1 of 2 | The Supreme Court will hear arguments relating to a case over Trump Old Post Office LLC. reaching an agreement with the General Services Administration to purchase the former postal building. In 2016, Democrats on the House Oversight Committee, led by Rep. Elijah Cummings, requested lease documents and expense reports from the purchase made by the former president (pictured, 2022). File Photo by Bonnie Cash/UPI | License Photo
May 15 (UPI) -- The Supreme Court has agreed to hear oral arguments over whether Democrats can sue for records relating to a company owned by former President Donald Trump purchasing a Washington, D.C., post office and converting it into a luxury hotel.
The arguments will be heard during the court's next term in the case of Carnahan v.

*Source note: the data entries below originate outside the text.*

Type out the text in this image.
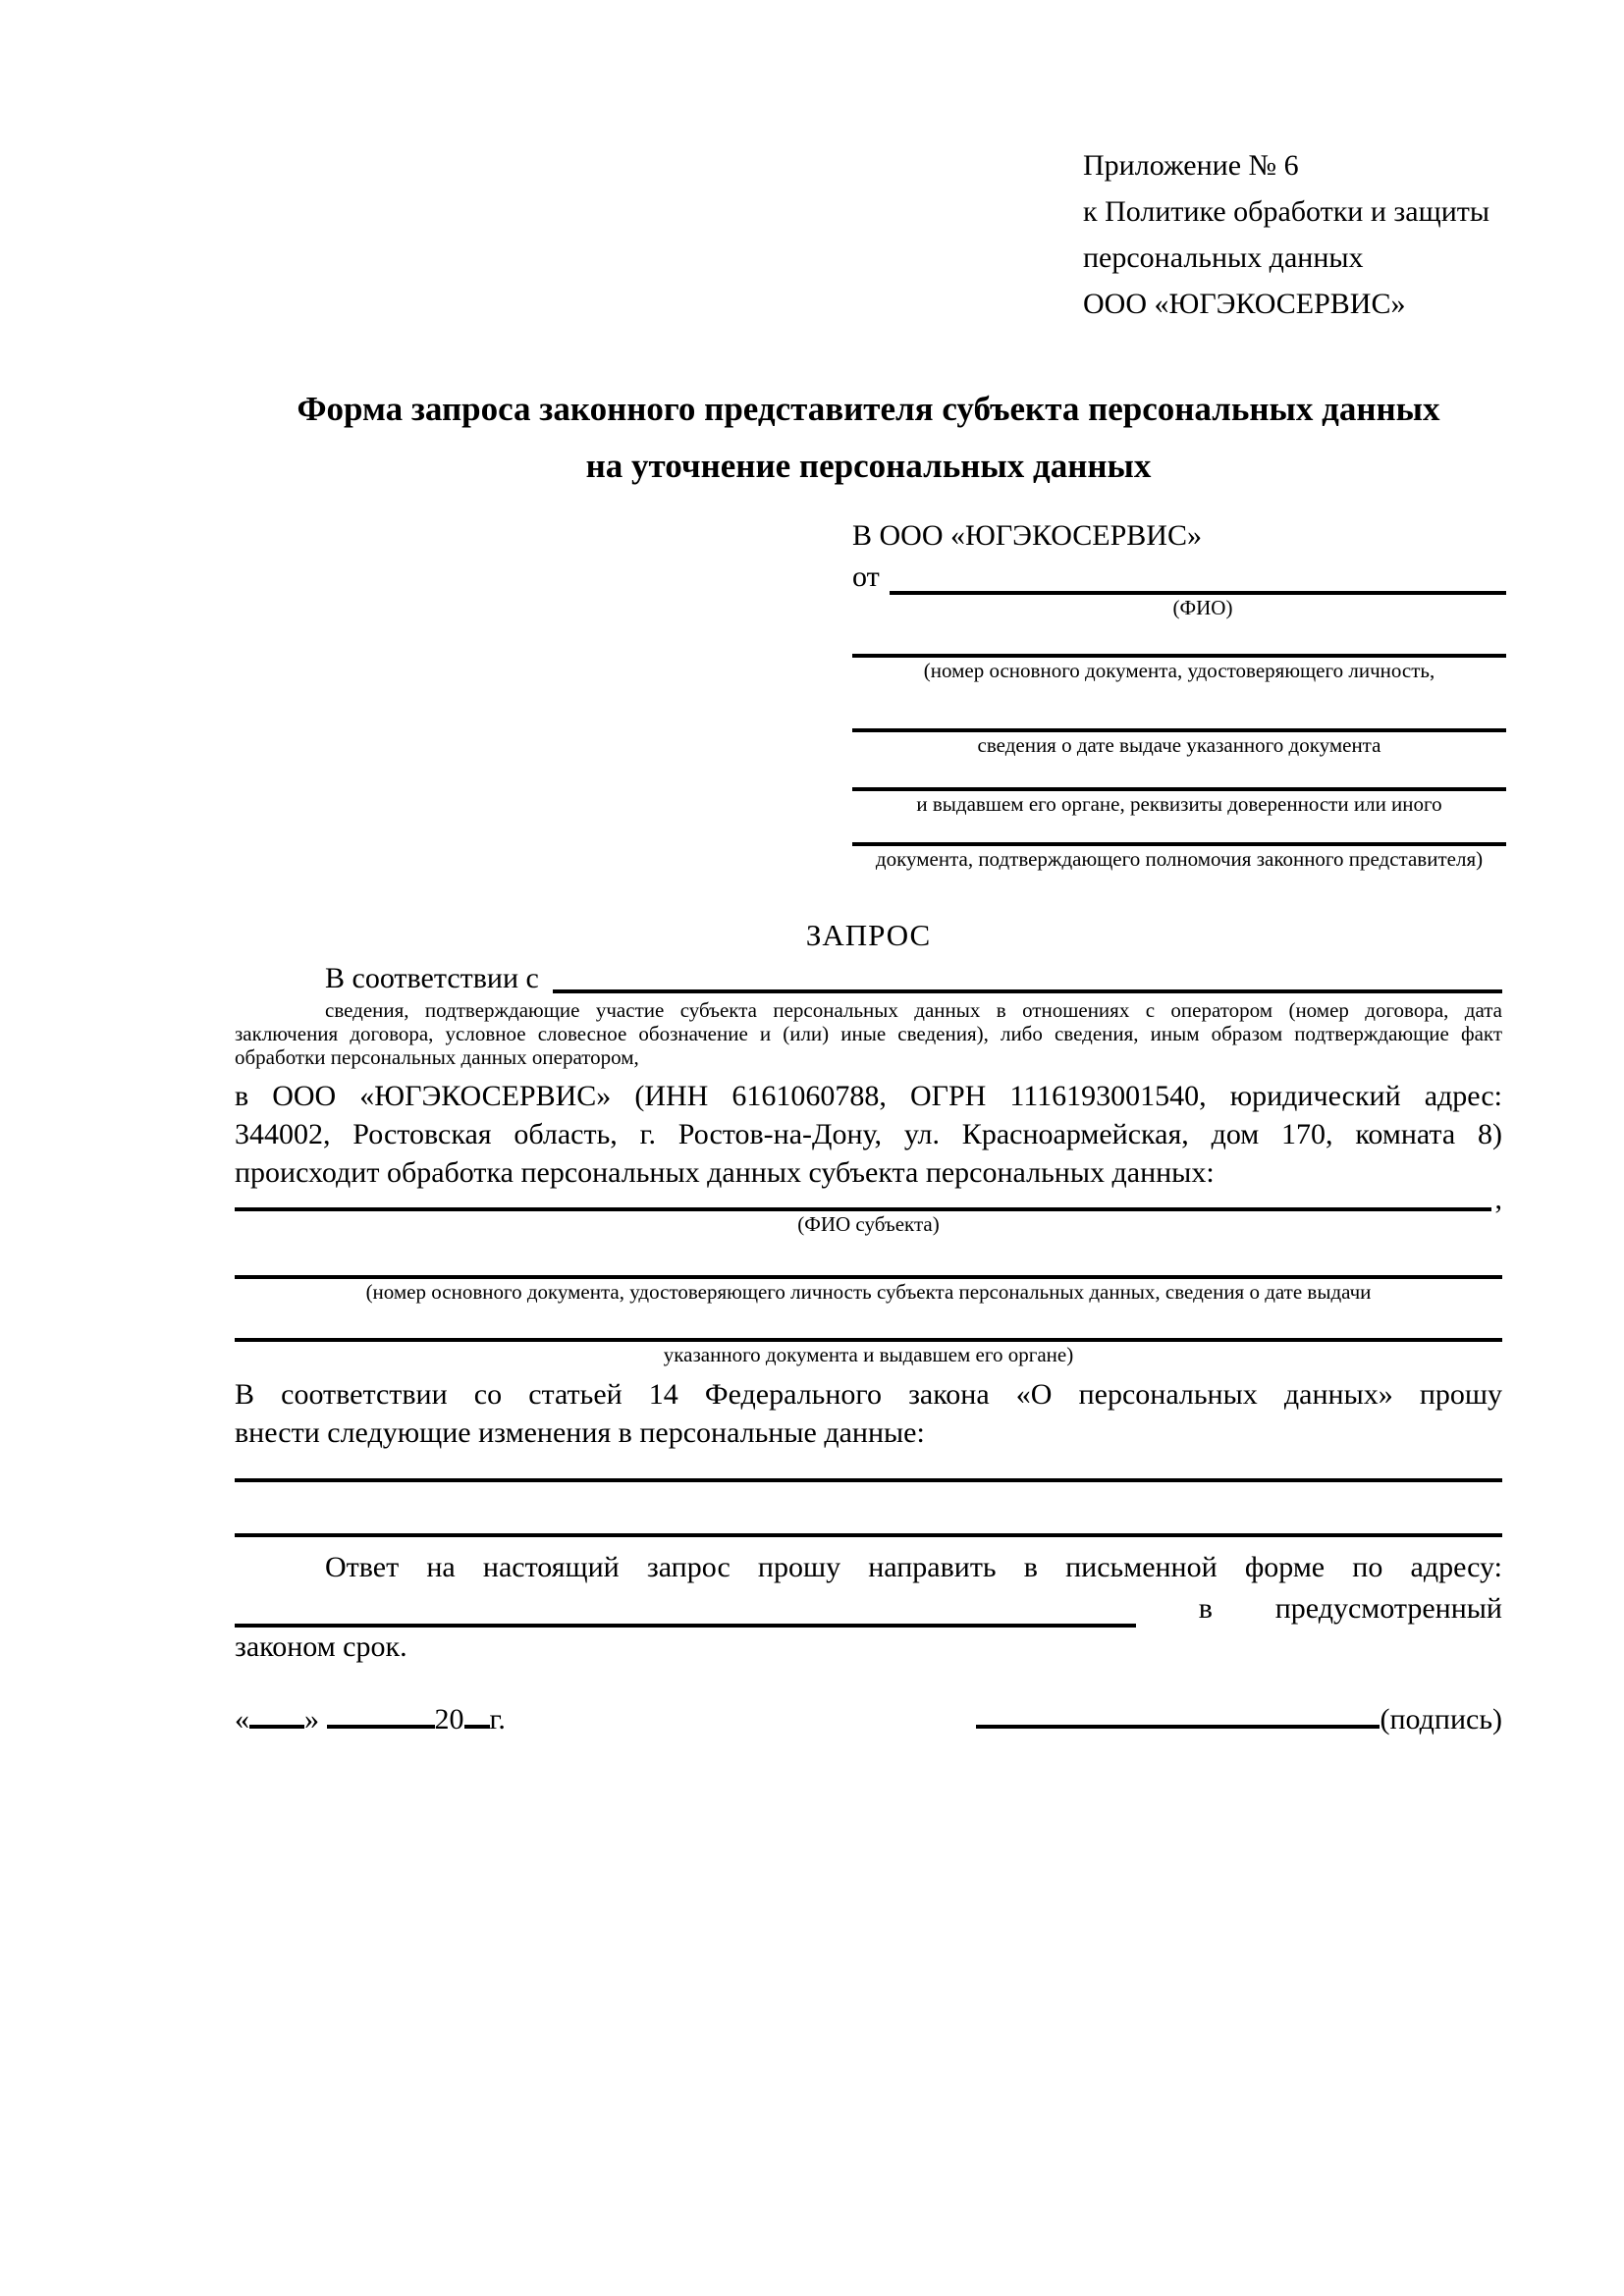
Приложение № 6
к Политике обработки и защиты
персональных данных
ООО «ЮГЭКОСЕРВИС»
Форма запроса законного представителя субъекта персональных данных
на уточнение персональных данных
В ООО «ЮГЭКОСЕРВИС»
от
(ФИО)
(номер основного документа, удостоверяющего личность,
сведения о дате выдаче указанного документа
и выдавшем его органе, реквизиты доверенности или иного
документа, подтверждающего полномочия законного представителя)
ЗАПРОС
В соответствии с
сведения, подтверждающие участие субъекта персональных данных в отношениях с оператором (номер договора, дата
заключения договора, условное словесное обозначение и (или) иные сведения), либо сведения, иным образом подтверждающие факт
обработки персональных данных оператором,
в ООО «ЮГЭКОСЕРВИС» (ИНН 6161060788, ОГРН 1116193001540, юридический адрес:
344002, Ростовская область, г. Ростов-на-Дону, ул. Красноармейская, дом 170, комната 8)
происходит обработка персональных данных субъекта персональных данных:
,
(ФИО субъекта)
(номер основного документа, удостоверяющего личность субъекта персональных данных, сведения о дате выдачи
указанного документа и выдавшем его органе)
В соответствии со статьей 14 Федерального закона «О персональных данных» прошу
внести следующие изменения в персональные данные:
Ответ на настоящий запрос прошу направить в письменной форме по адресу:
в предусмотренный
законом срок.
« »	20 г.	(подпись)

Maloney, which raises the question of whether individual members of Congress can sue an executive agency for information requested under Section 2954. The next term begins in October.

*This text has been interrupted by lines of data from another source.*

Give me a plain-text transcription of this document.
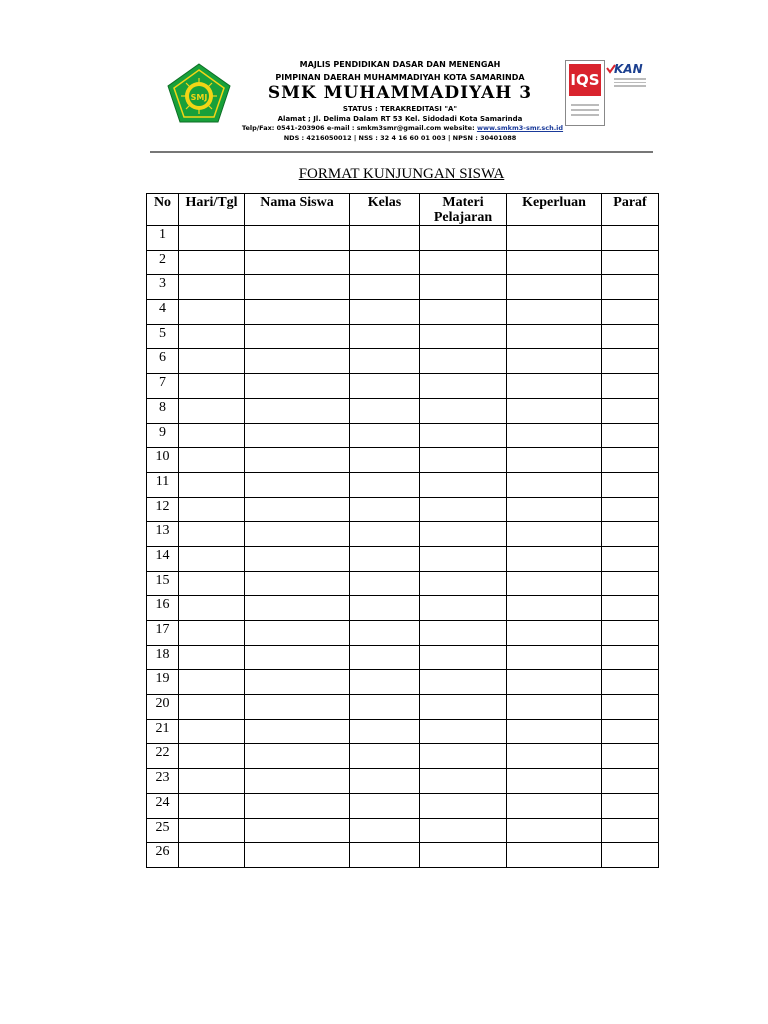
SMJ
MAJLIS PENDIDIKAN DASAR DAN MENENGAH
PIMPINAN DAERAH MUHAMMADIYAH KOTA SAMARINDA
SMK MUHAMMADIYAH 3
STATUS : TERAKREDITASI "A"
Alamat ; Jl. Delima Dalam RT 53 Kel. Sidodadi Kota Samarinda
Telp/Fax: 0541-203906 e-mail : smkm3smr@gmail.com website: www.smkm3-smr.sch.id
NDS : 4216050012 | NSS : 32 4 16 60 01 003 | NPSN : 30401088
IQS
KAN
FORMAT KUNJUNGAN SISWA
No	Hari/Tgl	Nama Siswa	Kelas	Materi Pelajaran	Keperluan	Paraf
1						
2						
3						
4						
5						
6						
7						
8						
9						
10						
11						
12						
13						
14						
15						
16						
17						
18						
19						
20						
21						
22						
23						
24						
25						
26						
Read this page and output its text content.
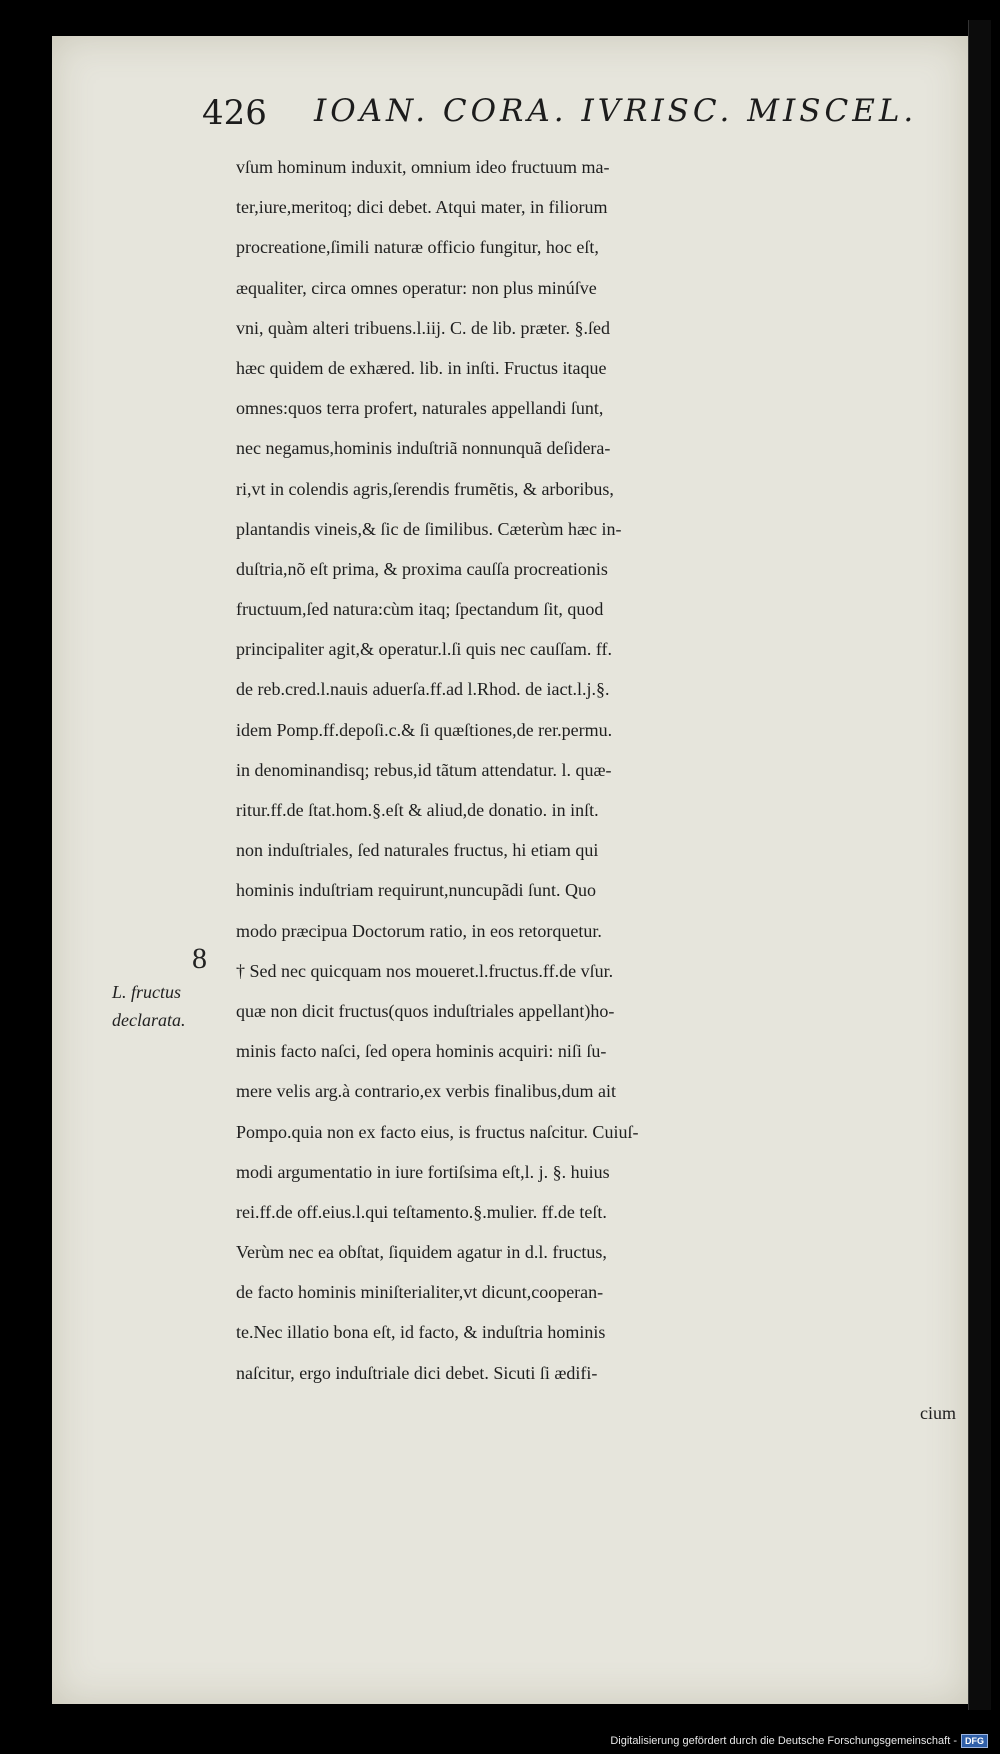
426 IOAN. CORA. IVRISC. MISCEL.
vſum hominum induxit, omnium ideo fructuum ma-
ter,iure,meritoq; dici debet. Atqui mater, in filiorum
procreatione,ſimili naturæ officio fungitur, hoc eſt,
æqualiter, circa omnes operatur: non plus minúſve
vni, quàm alteri tribuens.l.iij. C. de lib. præter. §.ſed
hæc quidem de exhæred. lib. in inſti. Fructus itaque
omnes:quos terra profert, naturales appellandi ſunt,
nec negamus,hominis induſtriã nonnunquã deſidera-
ri,vt in colendis agris,ſerendis frumẽtis, & arboribus,
plantandis vineis,& ſic de ſimilibus. Cæterùm hæc in-
duſtria,nõ eſt prima, & proxima cauſſa procreationis
fructuum,ſed natura:cùm itaq; ſpectandum ſit, quod
principaliter agit,& operatur.l.ſi quis nec cauſſam. ff.
de reb.cred.l.nauis aduerſa.ff.ad l.Rhod. de iact.l.j.§.
idem Pomp.ff.depoſi.c.& ſi quæſtiones,de rer.permu.
in denominandisq; rebus,id tãtum attendatur. l. quæ-
ritur.ff.de ſtat.hom.§.eſt & aliud,de donatio. in inſt.
non induſtriales, ſed naturales fructus, hi etiam qui
hominis induſtriam requirunt,nuncupãdi ſunt. Quo
modo præcipua Doctorum ratio, in eos retorquetur.
† Sed nec quicquam nos moueret.l.fructus.ff.de vſur.
quæ non dicit fructus(quos induſtriales appellant)ho-
minis facto naſci, ſed opera hominis acquiri: niſi ſu-
mere velis arg.à contrario,ex verbis finalibus,dum ait
Pompo.quia non ex facto eius, is fructus naſcitur. Cuiuſ-
modi argumentatio in iure fortiſsima eſt,l. j. §. huius
rei.ff.de off.eius.l.qui teſtamento.§.mulier. ff.de teſt.
Verùm nec ea obſtat, ſiquidem agatur in d.l. fructus,
de facto hominis miniſterialiter,vt dicunt,cooperan-
te.Nec illatio bona eſt, id facto, & induſtria hominis
naſcitur, ergo induſtriale dici debet. Sicuti ſi ædifi-
cium
8
L. fructus
declarata.
Digitalisierung gefördert durch die Deutsche Forschungsgemeinschaft - DFG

Section 2954 states that the Committee on Government Operations of the House of Representatives, seven members of the committee, the Committee on Governmental Affairs of the Senate, or five members of that committee can request information from an executive agency.
The case stems from the Trump Old Post Office LLC. reaching an agreement with the General Services Administration to purchase the building. In 2016, Democrats on the House Oversight Committee, led by Rep. Elijah Cummings, requested lease documents and expense reports from the purchase.
The administration shared the unredacted documents in 2017, before declining a request for more information soon after. Democrats sued the General Services Administration, alleging that it violated the Freedom of Information Act.
If the Supreme Court weighs in on the case, it may further clarify the power of the minority party in the legislative branch to investigate the executive branch.
The case was tossed out in a lower court in 2020, and the U.S. Court of Appeals declined to rehear the case in 2022. Solicitor General Elizabeth Prelogar wrote in a court filing that the Supreme Court should not "referee" between branches of government, which would raise the "specter of judicial readiness to enlist on one side of a political tug-of-war."
Meanwhile, Trump's company sold the hotel last year. It has since reopened as a Waldorf Astoria hotel, owned by Hilton.